Thursday, February 21, 2008

Total privacy impossible in post 9/11 United States

Today I had the pleasure to listen to a presentation by Kevin Bowyer, chair of Notre Dame's Computer Science and Engineering department. Professor Bowyer's presentation was entitled "Porn on the Dean's PC" and covered the idea behind privacy on corporate computers.

In 1998 a Harvard school computer technician found pornography on divinity school dean Ronald Theimann's home computer while conducting a hard drive upgrade.

The technician reported the findings to a supervisor, and Theimann was eventually relieved of his dean-ship.

Keep in mind this was LEGAL pornography in Theimann's possession.

However, here's the kicker: the computer was supplied by Harvard and the house Theimann was living in was also owned by the university.
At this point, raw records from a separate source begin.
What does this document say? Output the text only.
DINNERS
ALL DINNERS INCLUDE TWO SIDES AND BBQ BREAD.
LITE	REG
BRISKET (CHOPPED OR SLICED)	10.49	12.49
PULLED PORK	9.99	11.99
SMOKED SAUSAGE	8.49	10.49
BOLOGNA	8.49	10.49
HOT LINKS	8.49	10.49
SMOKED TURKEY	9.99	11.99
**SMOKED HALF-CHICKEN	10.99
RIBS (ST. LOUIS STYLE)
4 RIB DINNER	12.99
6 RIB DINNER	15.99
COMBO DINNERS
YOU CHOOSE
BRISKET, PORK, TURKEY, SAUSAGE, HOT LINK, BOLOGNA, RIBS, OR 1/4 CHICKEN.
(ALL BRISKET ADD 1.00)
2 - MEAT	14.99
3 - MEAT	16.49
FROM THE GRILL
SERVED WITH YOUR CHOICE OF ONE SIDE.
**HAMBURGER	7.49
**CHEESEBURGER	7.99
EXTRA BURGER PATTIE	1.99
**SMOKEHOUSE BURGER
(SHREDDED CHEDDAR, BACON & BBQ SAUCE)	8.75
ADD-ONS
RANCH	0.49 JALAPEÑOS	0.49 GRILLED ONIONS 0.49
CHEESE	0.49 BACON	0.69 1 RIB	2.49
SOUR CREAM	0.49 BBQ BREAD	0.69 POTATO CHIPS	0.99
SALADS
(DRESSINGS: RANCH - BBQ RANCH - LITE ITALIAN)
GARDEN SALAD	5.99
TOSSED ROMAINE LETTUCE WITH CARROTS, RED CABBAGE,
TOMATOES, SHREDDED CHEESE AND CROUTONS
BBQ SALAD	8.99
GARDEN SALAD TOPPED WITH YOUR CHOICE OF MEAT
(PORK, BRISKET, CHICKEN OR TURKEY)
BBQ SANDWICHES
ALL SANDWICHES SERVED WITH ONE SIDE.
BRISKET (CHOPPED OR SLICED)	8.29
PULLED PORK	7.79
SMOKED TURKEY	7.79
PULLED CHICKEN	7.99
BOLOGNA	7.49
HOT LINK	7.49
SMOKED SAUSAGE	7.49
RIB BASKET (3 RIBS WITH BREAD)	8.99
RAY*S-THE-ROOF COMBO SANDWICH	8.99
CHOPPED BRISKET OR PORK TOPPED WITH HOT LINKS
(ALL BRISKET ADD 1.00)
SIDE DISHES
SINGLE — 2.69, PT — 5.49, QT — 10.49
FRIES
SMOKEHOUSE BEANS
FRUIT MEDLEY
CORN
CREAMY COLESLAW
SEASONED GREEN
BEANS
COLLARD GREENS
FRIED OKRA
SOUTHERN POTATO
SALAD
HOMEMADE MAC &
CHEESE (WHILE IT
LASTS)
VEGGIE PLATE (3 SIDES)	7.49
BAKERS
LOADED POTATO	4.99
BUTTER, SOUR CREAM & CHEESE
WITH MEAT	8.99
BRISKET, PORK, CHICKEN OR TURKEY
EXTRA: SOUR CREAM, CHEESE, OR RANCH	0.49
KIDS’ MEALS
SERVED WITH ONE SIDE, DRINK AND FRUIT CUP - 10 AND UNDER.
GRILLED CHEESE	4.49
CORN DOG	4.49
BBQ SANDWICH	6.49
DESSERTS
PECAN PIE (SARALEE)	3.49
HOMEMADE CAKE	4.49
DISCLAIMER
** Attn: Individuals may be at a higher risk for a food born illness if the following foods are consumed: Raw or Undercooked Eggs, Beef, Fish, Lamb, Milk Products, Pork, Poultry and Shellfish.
The major question of the presentation was if the technician was right in reporting the questionable files to his supervisor, and if it was right that Theimann was stripped of his title. And, after everything I heard, I believe the answer to both questions is yes.

Originally, I was opposed to the ideas. However, after being reminded that Harvard owned both the house and the computer I switched my opinion.

Much like a company can monitor e-mails and phone calls made by their employees, Harvard should have the right to monitor Theimann's internet usage. After all, there is really no difference between a company computer and a university computer, especially considering in both cases the providers can be liable for what the hardware is used to do. Not to mention that Theimann was the dean of the DIVINITY school.

In the grander scheme of things, I think the lessons learned from this case can be applied to an issue that is prevalent in America today: personal privacy.

Following September 11, the government passed many laws allowing for the monitoring of several things - including e-mail, phone calls etc. These laws have drawn heavy criticism from groups that oppose the government's encroachment into personal privacy.

I am a firm believer that the government should not have as much influence as they do. However, I also believe one of the responsibilities of the government is to protect their citizens.

Let's re-write the Harvard case to something a little more relevant in world politics:

Library ABC is a small library in a quiet American town. Little do they know, but the government is keeping tabs on all e-mail and web activites conducted at the library.

Violation of privacy? I'll leave that to you to decide.

But, what happens if terrorist ABC decides to use Library ABC to communicate with other members of his terrorist group. The government intercepts this message, stops the communication, and arrests both parties.

Is it worth sacrificing a little of our privacy for that? Yes, I think it is.

Simply put, each United States citizen is like a corporate-owned computer. The government is responsible for their actions, and they are liable for the things that their citizens do. The government must act for the greater good of it's people.

If that means sacrificing a little privacy (or, in the case of Harvard, firing a dean) I'm okay with that.